Rock Art Brewery Humble Harvester IPA
By: Ashton Kirol
The craft beer movement has exploded in the past decade along with the local food movement. Craft restaurants offer a wide range of local brews, and most craft brewpubs support local farms. Rock Art Brewery in Morrisville, VT has taken this relationship even more seriously with one of their recent offerings. The Humble Harvester IPA came out this fall, and as of this article, can still be found in bottles in Vermont and on draft at the brewery. Sales of The Humble Harvester IPA directly support Salvation Farms, a not-for-profit organization that works to build a more resilient food system in Vermont. They accomplish this by reducing food waste between farms and restaurants. They also work to feed vermonters through gleaning (using crops that would have normally gone to waste on farms). This isn’t the first Rock Art beer to support local farms, and it is nice to see the tradition continue. A beer that supports a good cause is always worth trying, so I picked up a growler from the brewery (and a bomber for good measure).
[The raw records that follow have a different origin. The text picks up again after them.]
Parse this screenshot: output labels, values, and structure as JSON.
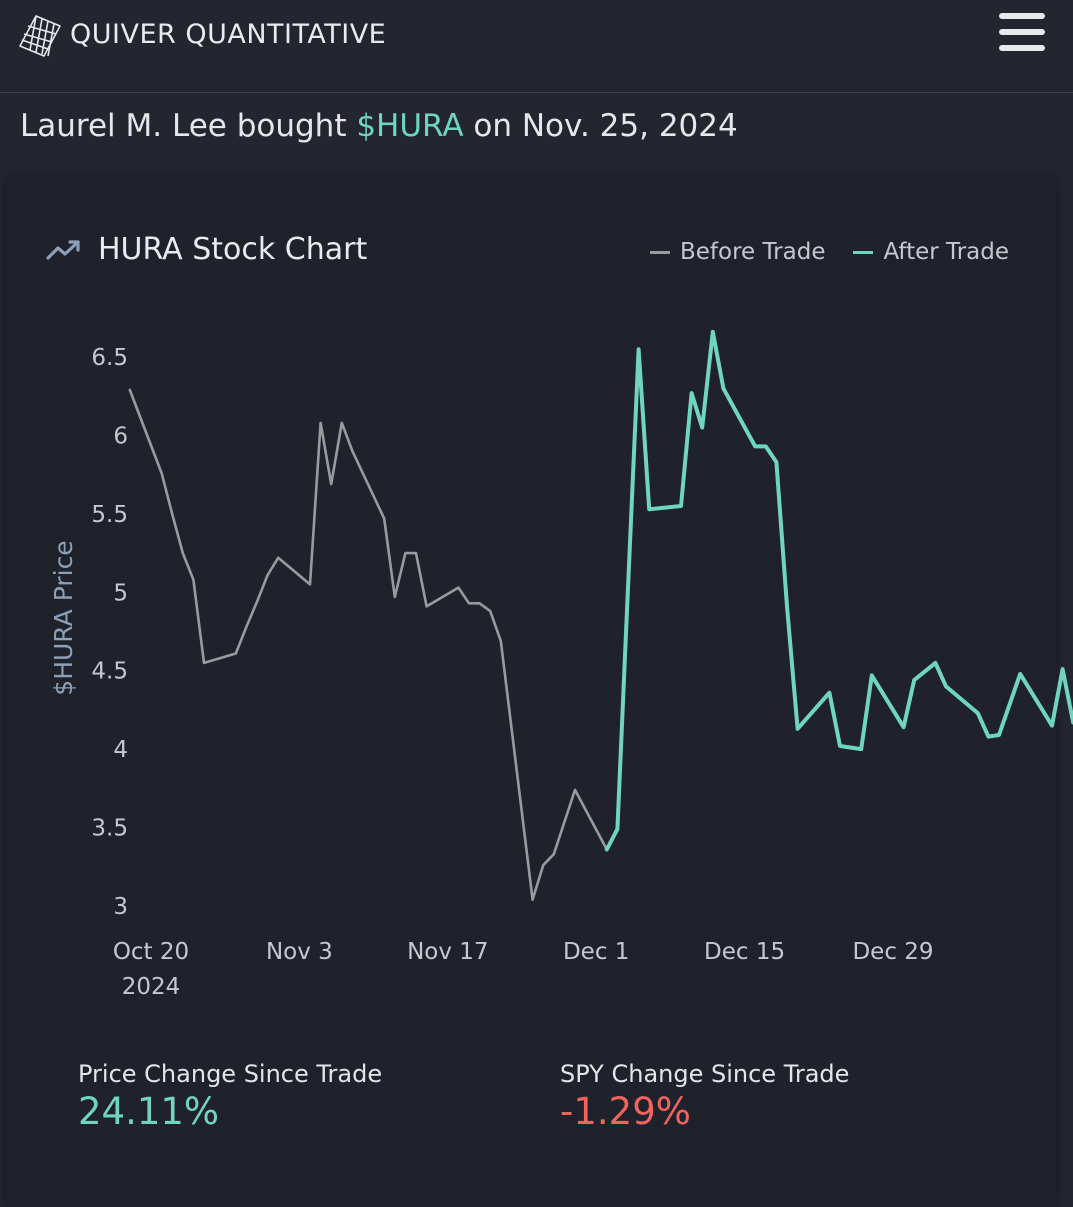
{
  "header": {
    "brand": "QUIVER QUANTITATIVE",
    "logo_icon": "quiver-cube-logo",
    "menu_icon": "hamburger-menu-icon"
  },
  "headline": {
    "prefix": "Laurel M. Lee bought ",
    "ticker": "$HURA",
    "suffix": " on Nov. 25, 2024"
  },
  "card": {
    "title": "HURA Stock Chart",
    "title_icon": "trending-up-icon",
    "legend": [
      {
        "label": "Before Trade",
        "color": "#9a9a9e"
      },
      {
        "label": "After Trade",
        "color": "#6fd6bd"
      }
    ]
  },
  "stats": {
    "price_change": {
      "label": "Price Change Since Trade",
      "value": "24.11%",
      "color": "#6fd6bd"
    },
    "spy_change": {
      "label": "SPY Change Since Trade",
      "value": "-1.29%",
      "color": "#f0645f"
    }
  },
  "chart_data": {
    "type": "line",
    "ylabel": "$HURA Price",
    "xlabel": "",
    "ylim": [
      3,
      6.6
    ],
    "yticks": [
      "3",
      "3.5",
      "4",
      "4.5",
      "5",
      "5.5",
      "6",
      "6.5"
    ],
    "xticks": [
      {
        "label": "Oct 20",
        "sub": "2024",
        "date": "2024-10-20"
      },
      {
        "label": "Nov 3",
        "date": "2024-11-03"
      },
      {
        "label": "Nov 17",
        "date": "2024-11-17"
      },
      {
        "label": "Dec 1",
        "date": "2024-12-01"
      },
      {
        "label": "Dec 15",
        "date": "2024-12-15"
      },
      {
        "label": "Dec 29",
        "date": "2024-12-29"
      }
    ],
    "series": [
      {
        "name": "Before Trade",
        "color": "#9a9a9e",
        "points": [
          [
            "2024-10-18",
            6.29
          ],
          [
            "2024-10-21",
            5.76
          ],
          [
            "2024-10-22",
            5.5
          ],
          [
            "2024-10-23",
            5.25
          ],
          [
            "2024-10-24",
            5.08
          ],
          [
            "2024-10-25",
            4.55
          ],
          [
            "2024-10-28",
            4.61
          ],
          [
            "2024-10-29",
            4.78
          ],
          [
            "2024-10-30",
            4.94
          ],
          [
            "2024-10-31",
            5.11
          ],
          [
            "2024-11-01",
            5.22
          ],
          [
            "2024-11-04",
            5.05
          ],
          [
            "2024-11-05",
            6.08
          ],
          [
            "2024-11-06",
            5.69
          ],
          [
            "2024-11-07",
            6.08
          ],
          [
            "2024-11-08",
            5.9
          ],
          [
            "2024-11-11",
            5.47
          ],
          [
            "2024-11-12",
            4.97
          ],
          [
            "2024-11-13",
            5.25
          ],
          [
            "2024-11-14",
            5.25
          ],
          [
            "2024-11-15",
            4.91
          ],
          [
            "2024-11-18",
            5.03
          ],
          [
            "2024-11-19",
            4.93
          ],
          [
            "2024-11-20",
            4.93
          ],
          [
            "2024-11-21",
            4.88
          ],
          [
            "2024-11-22",
            4.69
          ],
          [
            "2024-11-25",
            3.04
          ],
          [
            "2024-11-26",
            3.26
          ],
          [
            "2024-11-27",
            3.33
          ],
          [
            "2024-11-29",
            3.74
          ],
          [
            "2024-12-02",
            3.36
          ]
        ]
      },
      {
        "name": "After Trade",
        "color": "#6fd6bd",
        "points": [
          [
            "2024-12-02",
            3.36
          ],
          [
            "2024-12-03",
            3.49
          ],
          [
            "2024-12-04",
            5.03
          ],
          [
            "2024-12-05",
            6.55
          ],
          [
            "2024-12-06",
            5.53
          ],
          [
            "2024-12-09",
            5.55
          ],
          [
            "2024-12-10",
            6.27
          ],
          [
            "2024-12-11",
            6.05
          ],
          [
            "2024-12-12",
            6.66
          ],
          [
            "2024-12-13",
            6.3
          ],
          [
            "2024-12-16",
            5.93
          ],
          [
            "2024-12-17",
            5.93
          ],
          [
            "2024-12-18",
            5.83
          ],
          [
            "2024-12-19",
            4.91
          ],
          [
            "2024-12-20",
            4.13
          ],
          [
            "2024-12-23",
            4.36
          ],
          [
            "2024-12-24",
            4.02
          ],
          [
            "2024-12-26",
            4.0
          ],
          [
            "2024-12-27",
            4.47
          ],
          [
            "2024-12-30",
            4.14
          ],
          [
            "2024-12-31",
            4.44
          ],
          [
            "2025-01-02",
            4.55
          ],
          [
            "2025-01-03",
            4.4
          ],
          [
            "2025-01-06",
            4.23
          ],
          [
            "2025-01-07",
            4.08
          ],
          [
            "2025-01-08",
            4.09
          ],
          [
            "2025-01-10",
            4.48
          ],
          [
            "2025-01-13",
            4.15
          ],
          [
            "2025-01-14",
            4.51
          ],
          [
            "2025-01-15",
            4.17
          ]
        ]
      }
    ],
    "grid": false,
    "legend_position": "top-right"
  }
}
First Impression: The bottle sports the sunny Salvation Farms logo along with Rock Art’s Kokopelli. The blurb on the side of the bottle tells you that you are supporting Vermont farms and families, but leaves the beer inside a mystery. If you are able to pick this beer up at the brewery, you will find a small retail room at Rock Art’s new location. Samples are available for purchase, and the teaser for this beer was enough to get me to bring home an armful to enjoy.
Pour: This beer is a beautiful copper color. The pour from the bottle resulted in a tall, pure white head that lasted long enough for me to snap a few photos and also enjoy the beer.
Aroma: Grapefruit. That nearly sums up the aroma of this beer. Bitter citrus dominates the scene with light grain and pine underneath.
Taste: The grapefruit aroma does not belie the taste. This is a very citrus forward IPA. There is just enough malt backbone to balance out the hops. This makes The Humble Harvester a very crisp and drinkable IPA. The bottle seemed more balanced to me than the growler. I think that might be because higher carbonation in the draft version accentuated the light malt profile.
Final Impression: I love that The Humble Harvester supports the best of the craft beer movement (and local food/agriculture). I also love a citrusy IPA. If you don’t love a strong grapefruit-hop taste, then you might not be as sold on this beer. It is too harsh to call The Humble Harvester one-dimensional, but it isn’t the most complex IPA either. I for one hope to see this beer brewed again, but it understandably isn’t for every IPA lover. If you like a grapefruit forward IPA, then grab some while you still can. With only 300 cases bottled, the first run of this beer will disappear soon.